Sociology professor Jim Thomas stressed the importance of responsible conduct of research for all faculty members and students involved in a research setting, according to the Spectrum, a biannual development newsletter.

In 2000, the U.S. Public Health Service enacted a policy stating public and private research institutions receiving federal funds must implement training on research ethics and responsibilities.

Also at NIU, the Responsible Conduct of Scholarship committee has been created in aiding the researcher on following the appropriate ethical guidelines.

The two committees now work together to ensure proper guidelines are met.

So what exactly are research ethics?

For Lori Bross, assistant to the dean for Research Compliance, it isn’t quite an easy answer.

“Simply put, I suppose one could think of research ethics as the rules or standards, formal or informal, governing the conduct of a researcher or professional academic,” she said.

For more than a year, there has been a dispute with Congress over implementing national formal guidelines, so many universities have set forth with their own version of appropriate guidelines.

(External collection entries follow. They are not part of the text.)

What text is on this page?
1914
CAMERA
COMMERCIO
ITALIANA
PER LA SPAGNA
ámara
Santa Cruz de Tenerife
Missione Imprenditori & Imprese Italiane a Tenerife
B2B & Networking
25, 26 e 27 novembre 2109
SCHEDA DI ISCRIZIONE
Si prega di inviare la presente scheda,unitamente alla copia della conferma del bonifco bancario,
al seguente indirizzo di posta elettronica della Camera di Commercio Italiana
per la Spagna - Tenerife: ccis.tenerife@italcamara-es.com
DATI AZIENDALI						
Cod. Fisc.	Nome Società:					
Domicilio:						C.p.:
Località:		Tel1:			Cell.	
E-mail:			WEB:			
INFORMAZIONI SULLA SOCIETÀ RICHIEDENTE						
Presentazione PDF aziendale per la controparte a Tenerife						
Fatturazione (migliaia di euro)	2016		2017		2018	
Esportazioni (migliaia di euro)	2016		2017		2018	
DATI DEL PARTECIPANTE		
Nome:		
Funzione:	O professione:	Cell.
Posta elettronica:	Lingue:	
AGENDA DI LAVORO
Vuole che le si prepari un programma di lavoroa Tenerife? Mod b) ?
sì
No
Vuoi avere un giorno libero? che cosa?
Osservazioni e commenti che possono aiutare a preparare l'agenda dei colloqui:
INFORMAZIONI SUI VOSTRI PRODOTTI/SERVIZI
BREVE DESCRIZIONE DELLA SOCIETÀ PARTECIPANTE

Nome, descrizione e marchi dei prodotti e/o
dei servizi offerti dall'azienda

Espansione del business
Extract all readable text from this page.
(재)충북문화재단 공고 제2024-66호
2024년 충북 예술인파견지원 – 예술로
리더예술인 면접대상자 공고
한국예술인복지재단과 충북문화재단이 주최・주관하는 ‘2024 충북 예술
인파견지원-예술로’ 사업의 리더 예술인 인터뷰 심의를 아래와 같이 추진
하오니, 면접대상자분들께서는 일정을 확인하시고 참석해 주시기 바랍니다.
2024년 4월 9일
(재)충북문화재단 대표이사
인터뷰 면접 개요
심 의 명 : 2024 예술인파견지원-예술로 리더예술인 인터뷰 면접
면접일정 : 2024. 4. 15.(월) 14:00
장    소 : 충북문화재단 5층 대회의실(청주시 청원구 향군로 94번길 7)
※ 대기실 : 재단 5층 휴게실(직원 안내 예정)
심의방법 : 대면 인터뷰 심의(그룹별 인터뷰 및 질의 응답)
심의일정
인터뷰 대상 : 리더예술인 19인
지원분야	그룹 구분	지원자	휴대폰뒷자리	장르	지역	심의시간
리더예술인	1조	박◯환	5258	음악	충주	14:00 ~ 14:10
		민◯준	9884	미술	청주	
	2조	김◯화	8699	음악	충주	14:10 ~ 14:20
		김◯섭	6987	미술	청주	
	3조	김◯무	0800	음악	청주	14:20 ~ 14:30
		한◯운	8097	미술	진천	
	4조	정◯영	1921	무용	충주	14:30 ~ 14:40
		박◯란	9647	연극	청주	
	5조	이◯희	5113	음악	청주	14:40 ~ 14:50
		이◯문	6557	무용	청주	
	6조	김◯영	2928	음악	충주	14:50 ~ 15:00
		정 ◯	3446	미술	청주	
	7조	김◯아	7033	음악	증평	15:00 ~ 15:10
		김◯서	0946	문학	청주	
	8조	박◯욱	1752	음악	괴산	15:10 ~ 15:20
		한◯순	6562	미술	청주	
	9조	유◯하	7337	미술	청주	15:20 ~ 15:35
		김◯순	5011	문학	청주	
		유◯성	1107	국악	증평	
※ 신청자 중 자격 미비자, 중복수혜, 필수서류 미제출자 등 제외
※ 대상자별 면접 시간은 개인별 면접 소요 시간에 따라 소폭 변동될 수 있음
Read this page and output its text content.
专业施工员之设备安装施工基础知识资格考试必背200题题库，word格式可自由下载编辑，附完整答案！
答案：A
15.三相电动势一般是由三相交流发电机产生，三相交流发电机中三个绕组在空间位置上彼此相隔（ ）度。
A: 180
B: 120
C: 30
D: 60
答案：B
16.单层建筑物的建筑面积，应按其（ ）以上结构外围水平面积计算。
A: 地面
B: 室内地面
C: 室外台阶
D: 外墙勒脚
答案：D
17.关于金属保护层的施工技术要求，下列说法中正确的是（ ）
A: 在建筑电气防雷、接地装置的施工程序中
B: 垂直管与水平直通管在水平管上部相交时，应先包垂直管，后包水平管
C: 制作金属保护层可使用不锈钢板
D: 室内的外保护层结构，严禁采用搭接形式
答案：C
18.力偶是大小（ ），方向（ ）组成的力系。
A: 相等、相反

“The original Responsible Conduct of Research Policy was enacted in December 2001, and required each institution to have an RCR educational program for research staff in place by Oct. 1, 2001,” Bross said. “In late February 2001, the policy was challenged in Congress, not because of the content of the policy, but because of concerns raised that the policy had not gone through all the appropriate channels on the way to implementation. So institutions were being told that what was originally required by the policy was now being made optional and that institutions could proceed with making plans for their RCR education programs voluntarily if they so desired.”

Communication professor Mary Lynn Henningsen has completed research at four universities, including NIU.

“My research here at NIU was a follow-up study to my dissertation,” she said. “The guidelines for research are set by the Institutional Review Board in the Office of Research Compliance. To complete research, faculty submit an application to the board. The board then reviews the application and evaluates the goal of the research in the context of the risk or value to the participants of the studies.”

Bross said the only types of research that are governed by federal regulations include research with human beings, educational and research activities with live, vertebrate animals, educational and research activities involving the use of biohazardous materials, and activities involving the use of radiation or radioactive materials.

Bross said she thinks that NIU researchers are extremely concerned with protecting their research and conducting it with the welfare of others in mind.

“Based on what I have learned from colleagues at other institutions, it appears that NIU is somewhat ahead of the game in terms of preparing its RCS educational program.”